Like a Nightingale in spring, "Welcome home, my dearest."

To get any rhythm into this doggerel is like persuading a donkey to gallop. And yet how clearly one sees the dark night, the disguised sailor and his sweetheart talking together on the river strand, and the ships on its bosom in the gloom; while the wistful, deceitful tale he tells her is as old as Romance. Once get cantering, too; how pleasing is the motion!

[192]. "Dark Rosaleen."

From his childhood, which was spent in a little shop in Dublin, Mangan had a dark and troubled life. But always a passionate love for his country, Ireland—his Dark Rosaleen—burned on in his imagination as it is revealed in the wild and haunting music of this poem.

[197].

There are so many words in this poem strange to an English ear that it seems better to explain them here so as not to interrupt the actual reading of it too much. After all, the little that is not plain speaks in its music, and that is a very large part of what we call its "meaning." For the meaning of a poem is all the interest, thought, pictures, music, and happiness that we can get out of it—it is all that it does to us.
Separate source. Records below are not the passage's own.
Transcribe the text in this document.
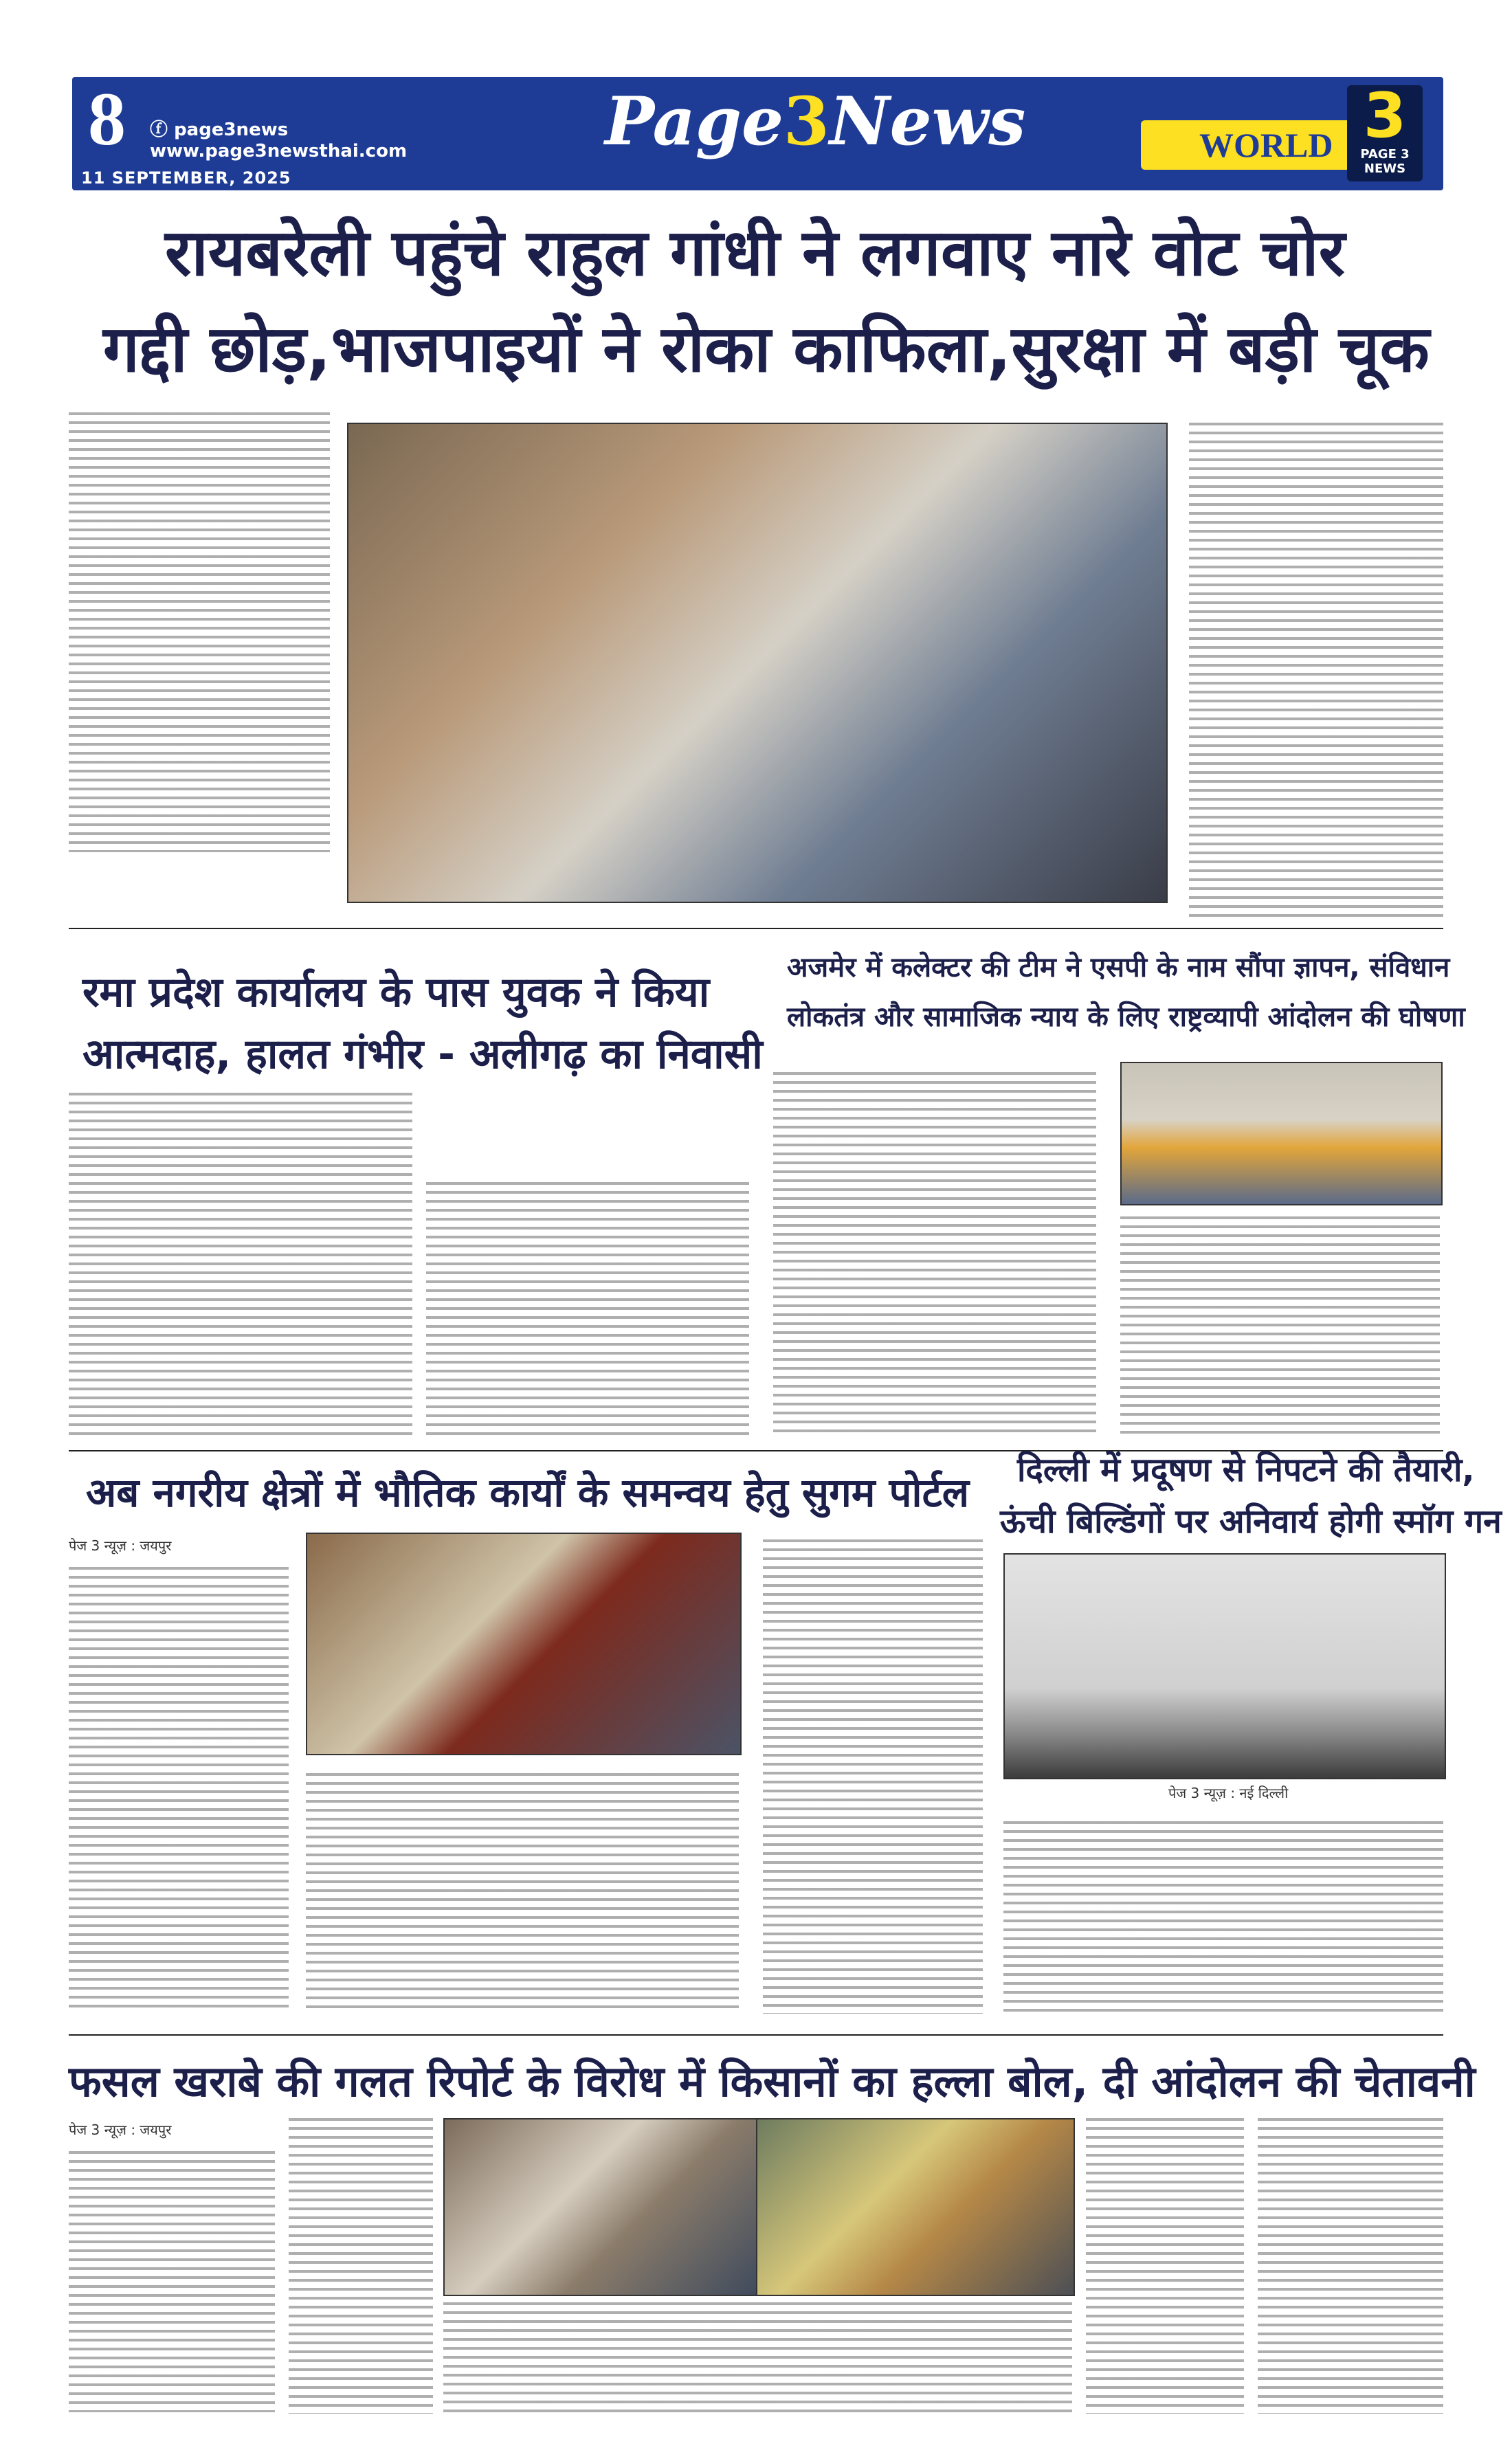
8 ⓕ page3news
www.page3newsthai.com
11 SEPTEMBER, 2025
Page3News	WORLD 3
PAGE 3 NEWS
रायबरेली पहुंचे राहुल गांधी ने लगवाए नारे वोट चोर
गद्दी छोड़,भाजपाइयों ने रोका काफिला,सुरक्षा में बड़ी चूक
रमा प्रदेश कार्यालय के पास युवक ने किया
आत्मदाह, हालत गंभीर - अलीगढ़ का निवासी
अजमेर में कलेक्टर की टीम ने एसपी के नाम सौंपा ज्ञापन, संविधान
लोकतंत्र और सामाजिक न्याय के लिए राष्ट्रव्यापी आंदोलन की घोषणा
अब नगरीय क्षेत्रों में भौतिक कार्यों के समन्वय हेतु सुगम पोर्टल
पेज 3 न्यूज़ : जयपुर
दिल्ली में प्रदूषण से निपटने की तैयारी,
ऊंची बिल्डिंगों पर अनिवार्य होगी स्मॉग गन
पेज 3 न्यूज़ : नई दिल्ली
फसल खराबे की गलत रिपोर्ट के विरोध में किसानों का हल्ला बोल, दी आंदोलन की चेतावनी
पेज 3 न्यूज़ : जयपुर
Stanza (1) "loaning" is a green path in the fields, and "ilka" means every; "wede" means faded or vanished. (2) "bught" is a sheepfold; "scorning" I suppose means cracking jokes at one another; "dowie" means sad and drooping; "daffing" and "gabbing" is larking and gossiping; a "leglin" is a milkpail. (3) "hairst" means harvest; "bandsters, "sheaf-binders"; "lyart" is faded with age; "runkled" wrinkled; "fleeching" is wheedling or coaxing or flirting. (4) "swankies" means the blithe lads of stanza 2; "bogle" means goblin or bogey—an evening game like "I spy," I should think. (5) "Dool and wae" means sorrow or grief and woe.

[199].

Robert Hayman, a Merchant of Bristol at the age of twenty-five, was a nephew of Sir Walter Raleigh's. He became Governor of a Plantation called The British Hope in Newfoundland. In 1628 he settled in Guiana (of whose gilded and barbaric Amazonian princesses his uncle tells in Hakluyt's Voyages). He made his will in 1633, and nothing more was afterwards heard of him—at least by the people of Bristol.